ARTIGOS
Flávio Tavares*
A indignação é virtude. Surge do fundo da alma, naturalmente, para nos defender da injustiça, da afronta e outras formas de opressão ou horror. É a indignação que nos diferencia dos demais seres vivos. Por ser inata, prescinde da violência e rejeita a maldade, pois existe para se opor a elas. Só o indigno não se indigna.
A morte do cinegrafista Santiago Andrade, atingido por um rojão durante uma manifestação de protesto no Rio de Janeiro, me faz pensar, porém, em como se pode manipular a indignação. O jogo pelo poder fez isto ao longo dos séculos. Nos regimes autoritários, o “provocador” é alguém “plantado” pela polícia ou pelo poder, sempre mais intrépido que a própria multidão: um herói de cera mantido pelos grandes mandões.
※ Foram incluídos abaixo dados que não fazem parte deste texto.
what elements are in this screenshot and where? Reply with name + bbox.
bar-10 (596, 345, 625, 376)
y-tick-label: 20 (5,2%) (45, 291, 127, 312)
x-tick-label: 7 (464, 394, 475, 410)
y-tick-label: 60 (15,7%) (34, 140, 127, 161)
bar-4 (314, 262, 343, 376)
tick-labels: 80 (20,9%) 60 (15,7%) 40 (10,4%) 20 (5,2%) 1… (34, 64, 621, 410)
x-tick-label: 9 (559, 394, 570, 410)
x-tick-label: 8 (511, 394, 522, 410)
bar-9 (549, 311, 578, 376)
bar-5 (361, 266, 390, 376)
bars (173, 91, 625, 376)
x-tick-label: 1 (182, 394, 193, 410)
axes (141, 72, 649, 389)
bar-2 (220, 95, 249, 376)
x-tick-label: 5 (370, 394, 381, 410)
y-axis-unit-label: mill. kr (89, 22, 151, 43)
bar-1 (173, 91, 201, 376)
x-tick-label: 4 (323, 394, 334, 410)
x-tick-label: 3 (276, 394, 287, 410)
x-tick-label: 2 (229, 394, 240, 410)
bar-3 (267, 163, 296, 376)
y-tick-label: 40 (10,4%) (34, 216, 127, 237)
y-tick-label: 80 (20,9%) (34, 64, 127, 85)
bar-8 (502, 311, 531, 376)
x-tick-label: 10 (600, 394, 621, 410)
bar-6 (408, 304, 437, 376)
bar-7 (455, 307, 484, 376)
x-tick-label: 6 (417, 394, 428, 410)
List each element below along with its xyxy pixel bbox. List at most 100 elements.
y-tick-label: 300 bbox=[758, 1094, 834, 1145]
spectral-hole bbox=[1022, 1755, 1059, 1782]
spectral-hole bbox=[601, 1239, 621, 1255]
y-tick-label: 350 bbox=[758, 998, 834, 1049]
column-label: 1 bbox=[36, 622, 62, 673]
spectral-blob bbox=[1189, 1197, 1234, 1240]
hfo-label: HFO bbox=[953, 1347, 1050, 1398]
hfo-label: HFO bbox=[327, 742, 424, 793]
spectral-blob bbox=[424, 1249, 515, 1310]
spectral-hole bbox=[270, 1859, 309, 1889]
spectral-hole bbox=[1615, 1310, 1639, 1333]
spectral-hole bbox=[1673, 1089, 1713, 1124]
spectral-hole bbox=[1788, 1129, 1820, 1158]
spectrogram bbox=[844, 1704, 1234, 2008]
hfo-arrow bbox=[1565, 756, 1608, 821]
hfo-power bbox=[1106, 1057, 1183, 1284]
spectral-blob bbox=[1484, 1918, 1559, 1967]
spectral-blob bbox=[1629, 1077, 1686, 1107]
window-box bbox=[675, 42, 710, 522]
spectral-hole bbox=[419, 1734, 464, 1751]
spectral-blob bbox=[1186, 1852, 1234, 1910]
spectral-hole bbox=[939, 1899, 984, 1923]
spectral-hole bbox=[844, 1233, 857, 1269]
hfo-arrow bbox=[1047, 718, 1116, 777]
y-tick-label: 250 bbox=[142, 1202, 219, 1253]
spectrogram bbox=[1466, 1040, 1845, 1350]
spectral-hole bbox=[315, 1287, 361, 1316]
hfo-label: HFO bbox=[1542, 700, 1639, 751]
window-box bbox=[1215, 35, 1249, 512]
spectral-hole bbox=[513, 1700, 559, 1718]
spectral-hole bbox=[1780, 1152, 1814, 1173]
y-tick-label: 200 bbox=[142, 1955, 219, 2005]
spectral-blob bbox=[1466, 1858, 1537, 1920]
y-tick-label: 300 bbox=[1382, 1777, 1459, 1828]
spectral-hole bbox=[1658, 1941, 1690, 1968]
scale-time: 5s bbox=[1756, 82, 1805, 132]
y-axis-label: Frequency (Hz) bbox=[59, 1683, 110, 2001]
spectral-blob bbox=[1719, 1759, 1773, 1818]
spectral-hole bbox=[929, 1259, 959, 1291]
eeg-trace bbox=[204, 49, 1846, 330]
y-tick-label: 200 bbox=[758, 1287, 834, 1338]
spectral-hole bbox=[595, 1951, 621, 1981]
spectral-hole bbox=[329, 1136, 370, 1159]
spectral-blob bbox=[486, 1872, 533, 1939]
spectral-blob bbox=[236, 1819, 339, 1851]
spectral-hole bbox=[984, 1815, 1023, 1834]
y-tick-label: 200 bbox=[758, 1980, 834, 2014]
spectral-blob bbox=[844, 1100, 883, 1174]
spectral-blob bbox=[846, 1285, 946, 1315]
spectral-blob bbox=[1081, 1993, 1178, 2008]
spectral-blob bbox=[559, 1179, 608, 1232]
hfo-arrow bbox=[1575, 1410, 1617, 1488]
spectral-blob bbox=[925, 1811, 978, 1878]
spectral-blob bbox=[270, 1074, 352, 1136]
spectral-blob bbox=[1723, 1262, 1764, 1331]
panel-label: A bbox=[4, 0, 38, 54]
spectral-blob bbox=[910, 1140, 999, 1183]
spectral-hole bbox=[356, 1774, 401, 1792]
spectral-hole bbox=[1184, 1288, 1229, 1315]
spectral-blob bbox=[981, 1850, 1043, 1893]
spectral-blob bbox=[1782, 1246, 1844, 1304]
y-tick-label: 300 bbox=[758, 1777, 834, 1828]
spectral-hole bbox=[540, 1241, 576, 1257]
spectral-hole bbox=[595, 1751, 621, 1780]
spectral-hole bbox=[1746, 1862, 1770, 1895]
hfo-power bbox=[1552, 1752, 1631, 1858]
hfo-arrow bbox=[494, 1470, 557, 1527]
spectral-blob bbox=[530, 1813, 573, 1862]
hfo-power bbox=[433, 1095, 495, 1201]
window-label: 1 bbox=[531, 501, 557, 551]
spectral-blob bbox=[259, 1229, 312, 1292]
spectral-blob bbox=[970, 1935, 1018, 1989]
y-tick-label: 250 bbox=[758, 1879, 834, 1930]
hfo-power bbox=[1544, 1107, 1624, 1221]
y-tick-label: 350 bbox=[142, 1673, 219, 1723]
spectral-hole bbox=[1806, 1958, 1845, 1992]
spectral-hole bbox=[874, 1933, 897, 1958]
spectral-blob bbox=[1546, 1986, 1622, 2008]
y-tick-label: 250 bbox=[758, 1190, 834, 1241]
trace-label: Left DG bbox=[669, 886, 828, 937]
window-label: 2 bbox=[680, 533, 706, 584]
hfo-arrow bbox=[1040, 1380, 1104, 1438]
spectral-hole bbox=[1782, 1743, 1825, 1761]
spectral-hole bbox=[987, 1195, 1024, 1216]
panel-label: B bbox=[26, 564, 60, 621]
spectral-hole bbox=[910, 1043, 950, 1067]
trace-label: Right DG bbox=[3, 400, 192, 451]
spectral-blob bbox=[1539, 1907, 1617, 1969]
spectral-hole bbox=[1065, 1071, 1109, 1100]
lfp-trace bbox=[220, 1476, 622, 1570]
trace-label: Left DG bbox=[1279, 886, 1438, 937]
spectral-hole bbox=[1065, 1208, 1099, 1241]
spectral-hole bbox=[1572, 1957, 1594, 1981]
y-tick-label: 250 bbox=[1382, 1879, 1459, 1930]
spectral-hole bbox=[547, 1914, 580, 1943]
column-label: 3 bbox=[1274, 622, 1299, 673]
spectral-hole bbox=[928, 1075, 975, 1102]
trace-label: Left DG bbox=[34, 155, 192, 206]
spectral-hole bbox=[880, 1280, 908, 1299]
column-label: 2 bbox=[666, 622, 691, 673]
O mais funesto exemplo histórico da “provocação” fará agora 81 anos: a 27 de fevereiro de 1933, três semanas após assumir o poder pelo voto, Hitler mandou incendiar o Reischtag, o parlamento alemão, e culpou “os comunistas e a esquerda”. No dia seguinte, o “decreto de proteção ao povo e ao Estado” legalizou a fúria do nazismo e implantou o terror e o crime como forma de governo. As Sturmabteilung (tropas do assalto) do partido nazista substituíram a polícia e a Justiça.
Não comparo a Alemanha de 1933 com o Brasil de 2014. Tudo é diferente. Mas, no Rio, surgem indícios de que, em meio aos “mascarados de preto” das manifestações, há pequenos mercenários induzidos a transformar a indignação em crime.
Não vou ressuscitar Hitler e inventar que “a esquerda” remunera a quem quebre e saqueie – no Rio, o narcotráfico é a única força poderosa, acima de partidos e do governo. O caos da indignação de rua, porém, criou um hábitat propício aos vícios amorais dos políticos que, há anos, se alimentam da ignorância e do marginalismo. O jornal O Globo apontou detalhes de como o assessor de um deputado estadual do PR, ligado ao ex-governador Anthony Garotinho, recrutou baderneiros a R$ 450 diários em distúrbios de rua em 2013. De novo candidato a governador do Rio, agora pelo Partido Republicano, Garotinho é a estrelasímbolo da constelação política brasileira: passou por seis diferentes partidos com a naturalidade de quem muda de marca de cerveja, sem ter qualquer preferência, só para saciar a sede...
Estaria aí a ponta do pavio?
Seja qual for a verdade, como esquecer que cultivamos a violência quase em cada ato ou cada passo? Nos jogos eletrônicos (que chamamos de “videogames”, em inglês), as crianças disputam guerras, trocam tiros ou pontapés e vence quem “mata mais”. Os desenhos infantis (que o DVD leva aos lares) têm personagens tétricos e vingativos, nunca bondosos. Na TV, a publicidade comercial apela para a vulgaridade ou ensina a beber cerveja e a programação nos delicia com o grotesco Ratinho (e similares) ou com as afrontosas banalidades do Big Brother Brasil.
Esquecemos que a vulgaridade é o nascedouro da violência e seu suporte ideológico?
Não se estranhe, pois, que a competição se instale em cada um de nós como ódio ao nosso semelhante, não como emulação para aprender com seu exemplo. Assim, é triste que, na casa paroquial do município de Vicente Dutra, nas Missões, os deputados federais Luis Carlos Heinze, do PP, e Alceu Moreira, do PMDB, tenham reunido agricultores para pregar a violência armada contra índios, negros, homossexuais “e tudo o mais que não presta”.
A pregação da barbárie por quem foi eleito para compor a lei e agir dentro dela não é só algo retrógrado. É o desmascaramento de uma fúria superior à dos vândalos mascarados que quebram, incendeiam, saqueiam e matam, até.